Purchase by emailing info@almanacprojects.com
(500 pounds + postage and shipping)
‘...love…’
The materiality of healing is collaborative, shared, resonant. Healing is necessary care labour and it is via healing that we learn to resist, thrive and survive in any circumstances. We choose to heal, we choose to love to nurture the growth of others and our own. Practice love against abuse. Practice justice. Commit to truth-telling. Commit to care. The gesture of care re-symbolises vulnerabilities via mutuality, reciprocity and generosity. Materials of care matter.
Paintings of eyes covering eyes. Hands covered with honey, oil, and herbs; moulding and being moulded by the clay of the earth. The wild za’atar that has travelled from a contested land, an occupied area, from Palestine, to help us rest and heal. Our trauma doesn’t disappear, but it transforms and re-signifies.

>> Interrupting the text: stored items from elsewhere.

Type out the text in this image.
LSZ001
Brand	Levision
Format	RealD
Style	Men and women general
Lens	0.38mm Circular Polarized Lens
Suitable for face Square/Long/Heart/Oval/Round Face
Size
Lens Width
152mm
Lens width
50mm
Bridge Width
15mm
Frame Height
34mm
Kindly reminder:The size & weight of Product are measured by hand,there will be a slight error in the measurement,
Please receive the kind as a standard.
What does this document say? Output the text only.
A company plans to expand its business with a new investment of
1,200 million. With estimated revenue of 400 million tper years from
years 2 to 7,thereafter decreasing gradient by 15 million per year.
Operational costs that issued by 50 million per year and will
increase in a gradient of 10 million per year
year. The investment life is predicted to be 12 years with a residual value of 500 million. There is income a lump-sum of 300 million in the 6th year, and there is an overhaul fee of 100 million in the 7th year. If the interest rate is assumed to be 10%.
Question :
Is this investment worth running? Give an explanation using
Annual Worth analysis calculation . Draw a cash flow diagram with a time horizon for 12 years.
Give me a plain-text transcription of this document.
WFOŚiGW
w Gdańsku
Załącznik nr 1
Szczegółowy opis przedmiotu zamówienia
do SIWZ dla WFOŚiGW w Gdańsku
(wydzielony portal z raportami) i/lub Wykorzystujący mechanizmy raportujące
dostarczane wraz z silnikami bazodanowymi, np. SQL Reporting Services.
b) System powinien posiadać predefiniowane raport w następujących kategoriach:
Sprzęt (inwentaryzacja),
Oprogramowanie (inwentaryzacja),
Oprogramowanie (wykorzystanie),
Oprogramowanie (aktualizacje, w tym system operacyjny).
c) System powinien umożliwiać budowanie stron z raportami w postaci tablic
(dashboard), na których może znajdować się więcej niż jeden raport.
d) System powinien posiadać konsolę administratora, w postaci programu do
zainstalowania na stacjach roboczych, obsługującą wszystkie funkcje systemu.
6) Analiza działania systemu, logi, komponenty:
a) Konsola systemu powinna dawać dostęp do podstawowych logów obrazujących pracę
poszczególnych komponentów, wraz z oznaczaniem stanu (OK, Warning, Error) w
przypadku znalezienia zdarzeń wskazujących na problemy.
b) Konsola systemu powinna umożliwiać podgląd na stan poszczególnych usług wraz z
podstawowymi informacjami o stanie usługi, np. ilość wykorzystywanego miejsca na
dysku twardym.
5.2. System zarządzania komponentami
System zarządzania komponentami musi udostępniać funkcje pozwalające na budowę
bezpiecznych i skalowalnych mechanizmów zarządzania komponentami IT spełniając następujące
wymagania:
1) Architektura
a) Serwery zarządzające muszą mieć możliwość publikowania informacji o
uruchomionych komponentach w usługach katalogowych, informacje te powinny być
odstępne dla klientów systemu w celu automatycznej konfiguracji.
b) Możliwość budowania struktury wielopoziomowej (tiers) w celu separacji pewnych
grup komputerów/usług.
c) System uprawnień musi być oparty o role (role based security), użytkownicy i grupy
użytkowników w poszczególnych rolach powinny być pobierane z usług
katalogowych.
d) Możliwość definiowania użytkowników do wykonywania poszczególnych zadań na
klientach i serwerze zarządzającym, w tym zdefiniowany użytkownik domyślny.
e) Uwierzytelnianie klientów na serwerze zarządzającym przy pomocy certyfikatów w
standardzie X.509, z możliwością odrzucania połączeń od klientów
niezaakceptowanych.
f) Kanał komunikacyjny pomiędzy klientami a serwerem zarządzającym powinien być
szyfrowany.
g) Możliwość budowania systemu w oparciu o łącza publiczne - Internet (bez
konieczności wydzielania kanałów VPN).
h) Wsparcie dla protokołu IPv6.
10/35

‘...you were born to be loved…’
*Excerpts from Amanda Millis, Femmecide Pandemic, 2021
Amanda Millis is an American-born, London-based artist-writer-educator whose practice explores the connections amongst femme desire, disability, and community-led art making. Shx weaves together performance, sculpture, and narrative in attempts to generate anti-colonial feminism. Millis sees hxr teaching and art practice as inextricably linked. Recent work includes I am not disabled; the institution is disabled, Wellcome Collection, London; Design Foundation Lecturer, Brunel University, London; Fine Art Lecturer, University of the Arts, London; Politics of Looking Film Festival, ICA, London; Family Forming through HIV, Open City Documentary Festival, London; Psychosocial Lecturer, Goldsmiths, London; Debate at Tate, Tate Modern, London. Millis also works trans-nationally, with a community-studio practice in Hebron, Palestine. Shx has previously been the recipient of arts grants from the Brooklyn Arts Council and the New York Department of Cultural Affairs for hxr community-arts project, Womxn’s Work.